= CapitolRiver Council =

CapitolRiver Council CRC) is an organization founded by City of St. Paul, Minnesota to provide the residents of the CapitolRiver area with forum for obtaining information about their district and provide feedback to the city. Established in 1975, CRC is an independent non-profit organization.

| CapitolRiver Council—District 17 |
|---|
| US Bank Center, 101 East 5th Street, Suite 240 |
| 501(c)3 Non-Profit |
| Board of Directors: 35 members |

In 1975, the City of St. Paul established CRC and 16 other district councils to cover the entire city. Each district council encourages increased participation by citizens in their government, increased citywide communication network, a point of contact for land use issues and a participatory planning process.

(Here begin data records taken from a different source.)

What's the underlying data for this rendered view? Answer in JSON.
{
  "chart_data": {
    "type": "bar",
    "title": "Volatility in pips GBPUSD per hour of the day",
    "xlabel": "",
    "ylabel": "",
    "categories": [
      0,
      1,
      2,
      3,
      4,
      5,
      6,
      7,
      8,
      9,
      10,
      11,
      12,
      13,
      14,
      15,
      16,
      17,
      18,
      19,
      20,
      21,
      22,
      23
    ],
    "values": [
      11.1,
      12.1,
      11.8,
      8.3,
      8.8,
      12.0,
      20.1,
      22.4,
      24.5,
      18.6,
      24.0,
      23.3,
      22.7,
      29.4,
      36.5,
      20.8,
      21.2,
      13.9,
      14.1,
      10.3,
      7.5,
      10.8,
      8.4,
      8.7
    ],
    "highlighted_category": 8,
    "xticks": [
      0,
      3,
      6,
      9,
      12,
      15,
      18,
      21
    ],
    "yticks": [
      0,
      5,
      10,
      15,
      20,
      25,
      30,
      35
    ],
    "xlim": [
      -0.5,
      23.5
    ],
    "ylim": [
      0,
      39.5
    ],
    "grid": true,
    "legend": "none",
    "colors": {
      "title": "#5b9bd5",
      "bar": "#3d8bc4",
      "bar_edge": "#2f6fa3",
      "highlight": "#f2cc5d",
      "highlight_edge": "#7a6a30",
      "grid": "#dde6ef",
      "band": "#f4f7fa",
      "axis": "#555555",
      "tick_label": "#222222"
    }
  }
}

CRC has a community council of elected volunteers and operate as a private non-profit organization, 501(c)(3). It is governed by a 35-member board.

==CRC Committees==
CRC has the following committees:

Downtown Life Committee - addresses safety, builds community, advocates for necessary amenities, and encourages social connections and events.

Development Review Committee - reviews downtown development projects.

Executive Committee - Monitors the goals and long-term functioning of CRC by ensuring bylaw and legal compliance of all organizational activities. Provides guidance and oversight for operations.

Environment, Public Realm & Movement Committee - advocates for providing safe and easy-to-use movement options, creating a green downtown streetscape, and promoting environmental sustainability.

Small Business - develops community and beneficial cooperation among small businesses with 50 or fewer employees.

Marketing/Fundraising - raises funds from multiple sources to support CRC activities

Skyway Committee - deals with improvements to the St. Paul Skyway . Review applications for variance to the Skyway hours. The committee has seven voting members, but meetings are open to the public.